TV drive encourages smokers to stop

Anti-smoking television commercials make people 50 per cent more likely to kick the habit, according to the latest study of the Government campaign.

Anti-smoking television commercials make people 50 per cent more likely to kick the habit, according to the latest study of the Government campaign.

Despite doubts about the effectiveness of the blitz, the Health Development Agency hailed the research as evidence that a sustained campaign can help persuade smokers to give up.

Researchers studied a pounds 12.5 million Health Education Authority campaign by Abbott Mead Vickers BBDO featuring the comedian John Cleese, which ran between 1992 and 1994.

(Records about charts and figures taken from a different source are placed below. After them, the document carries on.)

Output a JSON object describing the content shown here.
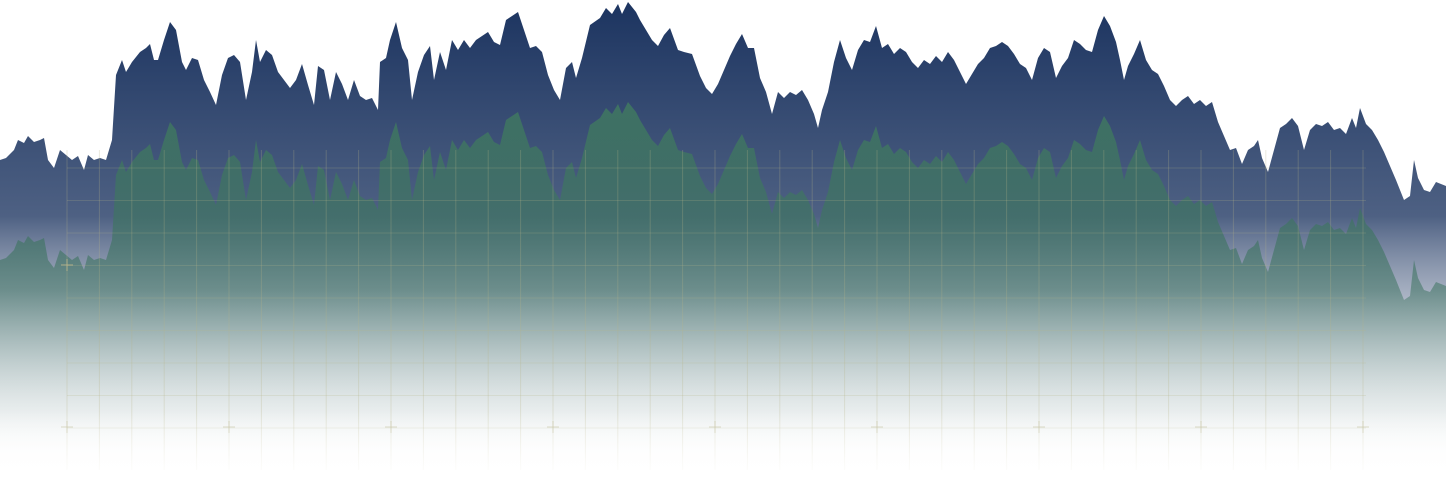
{
  "artwork": {
    "subject": "mountain-ridge-silhouettes",
    "colors": {
      "background": "#ffffff",
      "back_ridge_top": "#1c3460",
      "back_ridge_bottom": "#ffffff",
      "front_ridge_top": "#3f7462",
      "front_ridge_bottom": "#ffffff",
      "grid_line": "#b8b48a",
      "grid_mark": "#c8c2a0"
    }
  }
}
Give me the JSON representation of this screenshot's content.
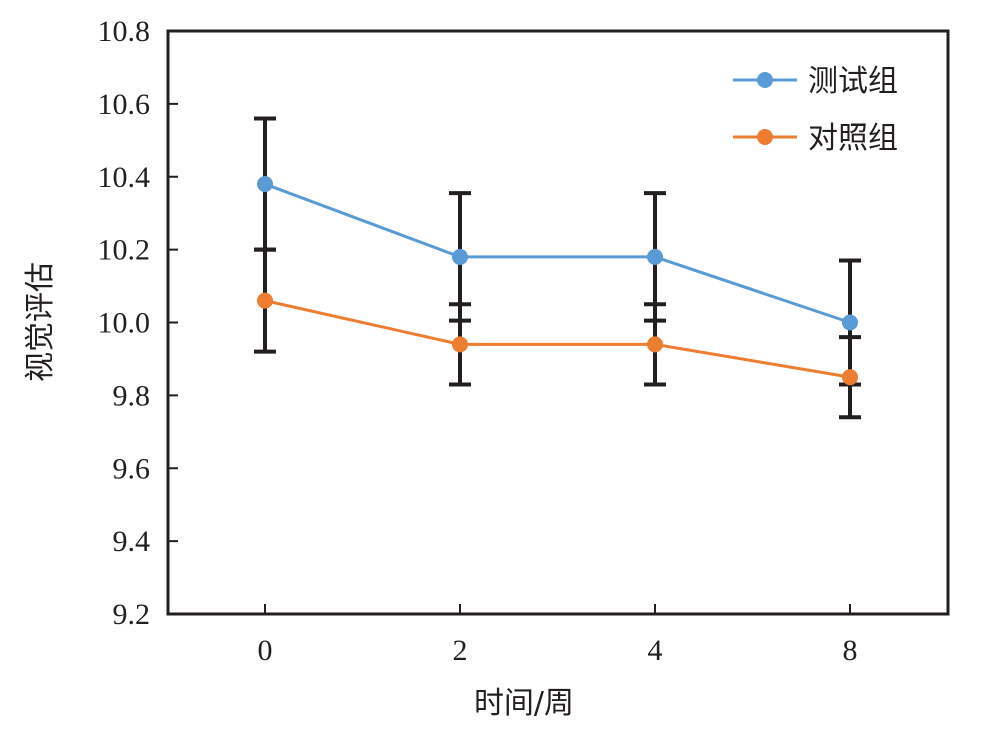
{
  "chart_data": {
    "type": "line",
    "xlabel": "时间/周",
    "ylabel": "视觉评估",
    "categories": [
      "0",
      "2",
      "4",
      "8"
    ],
    "y_ticks": [
      "9.2",
      "9.4",
      "9.6",
      "9.8",
      "10.0",
      "10.2",
      "10.4",
      "10.6",
      "10.8"
    ],
    "ylim": [
      9.2,
      10.8
    ],
    "grid": false,
    "legend_position": "top-right",
    "series": [
      {
        "name": "测试组",
        "color": "#5b9bd5",
        "values": [
          10.38,
          10.18,
          10.18,
          10.0
        ],
        "error": [
          0.18,
          0.175,
          0.175,
          0.17
        ]
      },
      {
        "name": "对照组",
        "color": "#ed7d31",
        "values": [
          10.06,
          9.94,
          9.94,
          9.85
        ],
        "error": [
          0.14,
          0.11,
          0.11,
          0.11
        ]
      }
    ],
    "error_bar_color": "#231f20"
  }
}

They compared the 'quit rate' of people in the Tyne Tees, Yorkshire and Granada TV regions with those in the Central TV area, where the ads did not run. In the three regions showing the ad, they predicted that 7.45 per cent of smokers would quit and only 3.33 per cent of ex-smokers would relapse, while in the Central region 5 per cent would stop and 5 per cent of ex-smokers would relapse over an 18-month period.

The study concluded that a TV campaign could help reduce the proportion of smokers by 1.2 per cent to 26.8 per cent. TV ads were 'highly cost effective', compared with the financial drain on the NHS by smoking-related diseases.

However, the study suggested that the campaign was effective only after a sustained period of 18 months and that future bursts should run for that length of time.